Ringing: Frugal subdivision of curves and surfaces (IEEE-Computer Graphics and Applications) (Jarek Rossignac and Abhishek Venkatesh):
Abstract: Split&Tweak subdivisions iteratively refine a polygon by inserting a vertex in the middle of each edge (Split) and then moving each vertex to an affine combination of five consecutive vertices (Tweak). Special cases include Dyn, Gregory, and Levin’s fourpoint subdivision, Lane and Riesenfeld’s cubic and quintic B-spline subdivision, Rossignac’s subdivision which produces C2 curves, and Maillot and Stam’s generalization of these, which was recently analyzed by Rossignac and Schaefer and may be used to produce C4 curves that offer local control and closely approximate the control vertices or minimize the disparity between consecutive refinements. Applying d steps of Split&Tweak subdivision to a control polygon of n vertices requires temporary storage space for (n–5)2d+5 vertices. Rendering each span independently reduces temporary storage requirement (footprint) to 2d+5 vertices, but increases computation. The ringing approach introduced here reduces the footprint to 4d vertices. We describe an efficient implementation, show applications to surfaces and animations, and report timings comparing CPU and GPU implementations of ringing with the global and per-span approaches.

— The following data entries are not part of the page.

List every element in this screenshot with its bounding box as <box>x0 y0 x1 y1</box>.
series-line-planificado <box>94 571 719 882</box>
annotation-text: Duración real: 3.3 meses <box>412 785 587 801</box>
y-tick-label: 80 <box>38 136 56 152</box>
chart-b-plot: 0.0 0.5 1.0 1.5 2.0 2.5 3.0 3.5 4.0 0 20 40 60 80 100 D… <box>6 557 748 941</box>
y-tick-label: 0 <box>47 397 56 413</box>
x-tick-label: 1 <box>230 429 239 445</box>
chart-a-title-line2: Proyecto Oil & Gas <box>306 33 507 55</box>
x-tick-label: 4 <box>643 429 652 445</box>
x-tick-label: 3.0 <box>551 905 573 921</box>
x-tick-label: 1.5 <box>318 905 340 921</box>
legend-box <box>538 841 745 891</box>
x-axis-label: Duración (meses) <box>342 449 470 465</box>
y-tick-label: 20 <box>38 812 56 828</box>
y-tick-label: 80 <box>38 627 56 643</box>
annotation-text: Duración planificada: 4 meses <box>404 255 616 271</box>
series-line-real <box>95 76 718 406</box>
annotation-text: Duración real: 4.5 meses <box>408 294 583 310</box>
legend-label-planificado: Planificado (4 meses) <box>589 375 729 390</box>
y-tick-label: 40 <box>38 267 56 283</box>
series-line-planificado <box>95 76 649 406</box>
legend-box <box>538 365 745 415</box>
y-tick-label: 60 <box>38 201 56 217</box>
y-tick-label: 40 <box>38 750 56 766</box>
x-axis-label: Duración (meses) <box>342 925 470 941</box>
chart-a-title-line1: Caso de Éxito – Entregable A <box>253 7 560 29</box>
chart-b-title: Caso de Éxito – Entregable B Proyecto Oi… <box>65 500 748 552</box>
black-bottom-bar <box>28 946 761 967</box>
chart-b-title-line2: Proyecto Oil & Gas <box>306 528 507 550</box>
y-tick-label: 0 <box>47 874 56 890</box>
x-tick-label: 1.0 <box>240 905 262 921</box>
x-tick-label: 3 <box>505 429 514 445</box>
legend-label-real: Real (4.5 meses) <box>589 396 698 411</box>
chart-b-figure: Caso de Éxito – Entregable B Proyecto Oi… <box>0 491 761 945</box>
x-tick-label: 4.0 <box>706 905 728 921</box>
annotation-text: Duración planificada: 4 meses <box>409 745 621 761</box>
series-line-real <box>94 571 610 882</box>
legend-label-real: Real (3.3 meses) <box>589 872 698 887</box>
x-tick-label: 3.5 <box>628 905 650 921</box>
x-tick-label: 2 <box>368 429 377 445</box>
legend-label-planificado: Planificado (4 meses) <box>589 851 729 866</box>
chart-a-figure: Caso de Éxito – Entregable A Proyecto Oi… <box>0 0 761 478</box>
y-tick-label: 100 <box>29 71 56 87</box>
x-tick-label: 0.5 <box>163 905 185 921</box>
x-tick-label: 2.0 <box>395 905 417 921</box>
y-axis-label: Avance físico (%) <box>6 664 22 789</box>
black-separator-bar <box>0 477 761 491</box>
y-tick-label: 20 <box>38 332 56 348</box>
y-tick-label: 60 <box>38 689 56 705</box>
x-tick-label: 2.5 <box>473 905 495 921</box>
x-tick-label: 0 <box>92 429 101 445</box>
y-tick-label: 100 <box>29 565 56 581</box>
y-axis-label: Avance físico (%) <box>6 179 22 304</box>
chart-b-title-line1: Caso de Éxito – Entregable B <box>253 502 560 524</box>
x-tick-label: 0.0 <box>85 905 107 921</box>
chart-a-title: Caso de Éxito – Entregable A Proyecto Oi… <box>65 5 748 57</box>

Keywords: Subdivision, Refinements, B-splines, Curves, Surfaces, Animation, GPU, Graphics, Streaming.
3D-Visualization of Power System Data Using Triangulation and Subdivision techniques. (Abhishek Venkatesh, George Cokkinides, A. P. Sakis Meliopoulos)
Abstract: 3-D surface visualizations of various power system operating quantities has always been challenging in terms of correctly capturing the changes of an arbitrary geographical shape power system. Triangulation methods offer promise for meaningful 3-D surface visualizations of such systems. In this paper we propose a scheme for such visualizations based on subdivision of triangle meshes. Input consists of various power system quantities such as voltage magnitude, voltage phase, reactive power flow, real power flow, electric current, etc. The data may be available from simulations or from real time streaming data from a model that is two-dimensional (geographic). We first perform a Delaunay Triangulation on the set of 2D sites and generate a triangle mesh. This triangle mesh is used to represent a coarse 3D surface. The height of this surface at a site is equal to the power system quantity at that site. This surface is refined using the butterfly subdivision scheme with an additional constraint that the heights of the interpolated vertices lie within the bounds of the original vertices from which they were interpolated. After each level of subdivision, we perform a modified Laplacian smoothing to compensate for the discontinuity introduced due to this bounding. The method is suitable for effective visualization of large geographic data. Example visualizations and performance indices are provided in the paper.
Keywords: Delaunay triangulation, corner table, butterfly subdivision, laplacian smoothing, 3D-vizualization, interpolating, surface.